Its findings that A, B and C were dismissed by you as being “old news…we didn’t need this charade to tell us what we already knew”. However, the report’s judgement that P, Q and R was welcomed. “This is exactly what we’ve been saying since the start,” you argued, “and now this means that we can keep saying it, only now we get to add the word ‘official’.”
However, you also branded it a “whitewash” for its failure to conclude that X, Y and Z. “We all know the truth,” you angrily declared, adding that “this so-called ‘official’ attempt to sweep things under the carpet will not wash”.
Perhaps most controversial was this passage from chapter 6 of the report:
There is clear evidence that many members of the public had made their minds up as early as spring 2002, and that they went on to interpret all new information in light of these preconceptions.
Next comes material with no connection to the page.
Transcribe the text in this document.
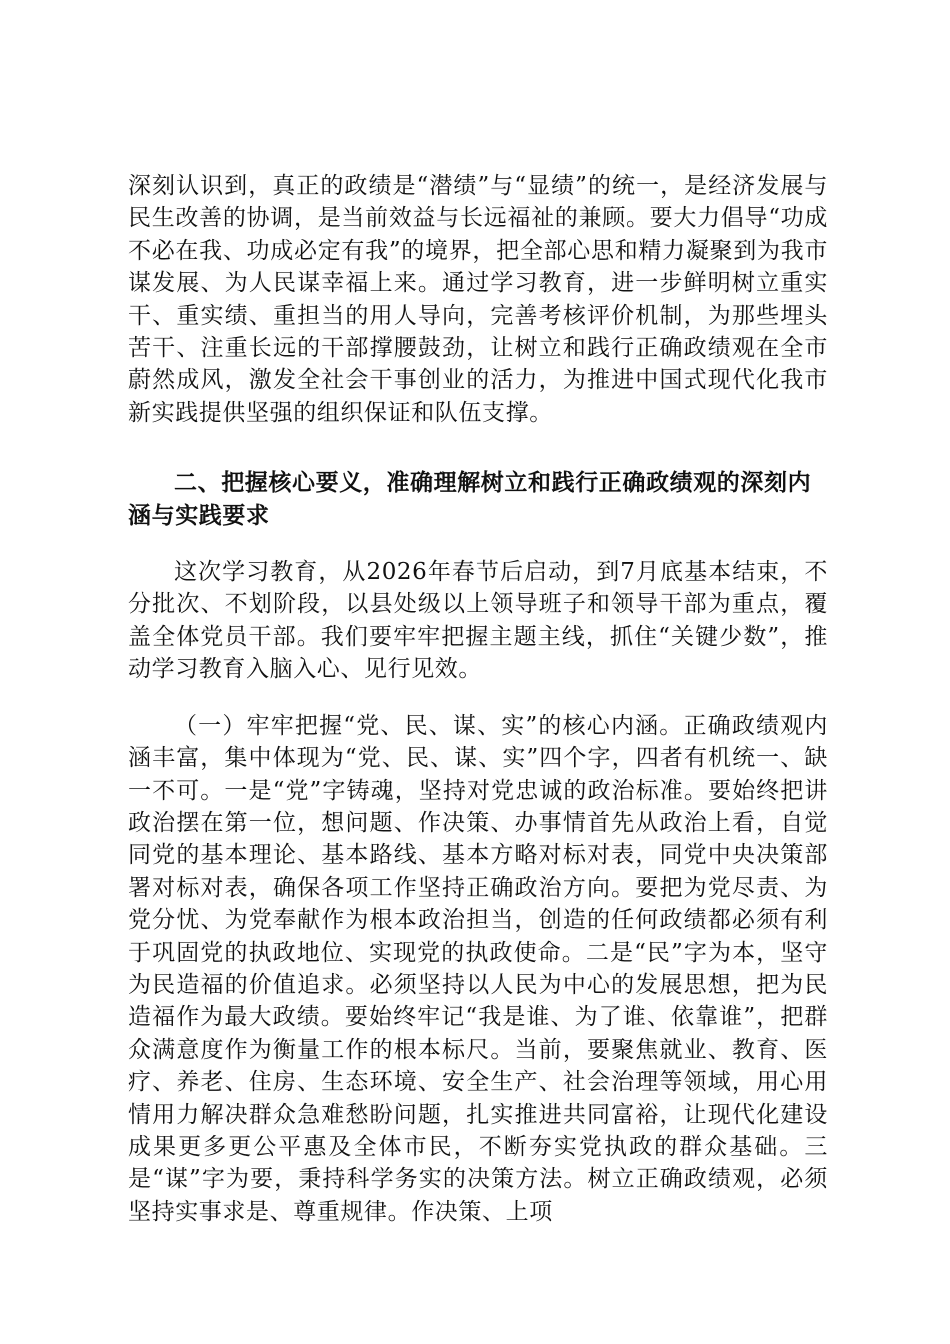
深刻认识到，真正的政绩是“潜绩”与“显绩”的统一，是经济发展与民生改善的协调，是当前效益与长远福祉的兼顾。要大力倡导“功成不必在我、功成必定有我”的境界，把全部心思和精力凝聚到为我市谋发展、为人民谋幸福上来。通过学习教育，进一步鲜明树立重实干、重实绩、重担当的用人导向，完善考核评价机制，为那些埋头苦干、注重长远的干部撑腰鼓劲，让树立和践行正确政绩观在全市蔚然成风，激发全社会干事创业的活力，为推进中国式现代化我市新实践提供坚强的组织保证和队伍支撑。

二、把握核心要义，准确理解树立和践行正确政绩观的深刻内涵与实践要求

这次学习教育，从2026年春节后启动，到7月底基本结束，不分批次、不划阶段，以县处级以上领导班子和领导干部为重点，覆盖全体党员干部。我们要牢牢把握主题主线，抓住“关键少数”，推动学习教育入脑入心、见行见效。

（一）牢牢把握“党、民、谋、实”的核心内涵。正确政绩观内涵丰富，集中体现为“党、民、谋、实”四个字，四者有机统一、缺一不可。一是“党”字铸魂，坚持对党忠诚的政治标准。要始终把讲政治摆在第一位，想问题、作决策、办事情首先从政治上看，自觉同党的基本理论、基本路线、基本方略对标对表，同党中央决策部署对标对表，确保各项工作坚持正确政治方向。要把为党尽责、为党分忧、为党奉献作为根本政治担当，创造的任何政绩都必须有利于巩固党的执政地位、实现党的执政使命。二是“民”字为本，坚守为民造福的价值追求。必须坚持以人民为中心的发展思想，把为民造福作为最大政绩。要始终牢记“我是谁、为了谁、依靠谁”，把群众满意度作为衡量工作的根本标尺。当前，要聚焦就业、教育、医疗、养老、住房、生态环境、安全生产、社会治理等领域，用心用情用力解决群众急难愁盼问题，扎实推进共同富裕，让现代化建设成果更多更公平惠及全体市民，不断夯实党执政的群众基础。三是“谋”字为要，秉持科学务实的决策方法。树立正确政绩观，必须坚持实事求是、尊重规律。作决策、上项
Many others formed tentative views in early 2003 but then reconsidered over the next two years; despite this apparent readiness to reconsider, though, these people now hold fast to their new opinions with the zeal of converts. Nothing we say can change that.
Your response was swift: “I knew they’d say something like this, and I’m frankly astonished that they have.” You declined to make further comment until you’d gone through the whole thing with a couple of highlighters, deciding which bits of the report were “in my name” and which were “not in my name”.
The Guardian, to save money on writers, reprinted its editorial from 16 June 2009:
What is already known about Britain's decision to invade Iraq is surely more extraordinary than anything that could possibly be uncovered by the inquiry…
The chief point of a new probe, then, cannot be to get at things that have necessarily lain under wraps until now. No, the real reason an inquiry is needed is to draw together what we already know, and in its light to try to grasp how such a monstrous blunder could have been made.